中学校の歴史と公民の教科書で、「新しい教科書をつくる会」系の教科書の占有率(シェア)が大幅に伸びている。これまで「右より」だと批判が多かったが、1年で伸びたシェアは6~10倍。なぜここまで伸びたのか。
文部科学省が2011年11月1日に発表した12年度に使用される見込みの教科書数によると、中学校の公民の分野では、「つくる会」系の育鵬社の教科書は4万8569冊使われる予定で、シェアは全体の4.0%。11年度と比べると11.6倍に跳ね上がっている。中学校の歴史分野でも、同社の教科書は4万7812冊使われる見通し。シェアは3.7%で、6.6倍だ。
組合が強いとされてきた中国地区でも食い込む
文科省の発表では、地域別のシェアは明らかになっていないが、これまで教職員組合が強いとされてきた中国地区でも、少しずつ食い込みをみせている様子だ。例えば、広島県呉市が歴史と公民、尾道市が公民、島根県益田地区(益田市、津和野市、古賀町)が歴史の教科書を採択したことを発表している。
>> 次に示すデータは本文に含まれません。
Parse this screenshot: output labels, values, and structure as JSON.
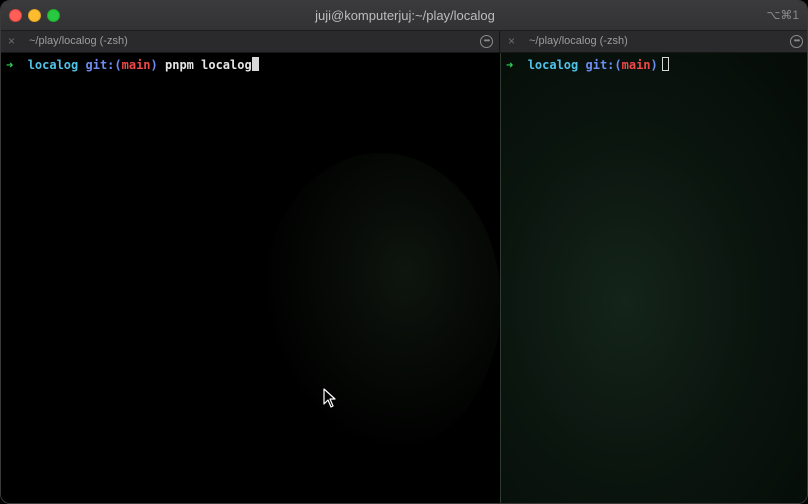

それ以外にも、横浜市、大阪府東大阪市、神奈川県藤沢市、東京都大田区などで同社の教科書を採択したことが明らかになっている。また、同社の教科書を支持する論調を続けている産経新聞によると、
「歴史上の人物がその時々でどのような判断を下したか理解が進む」(埼玉県立中)
「国際社会での日本を正しく認識できる」(愛媛県立中)
と、公立の中高一貫校でも評価されている様子だ。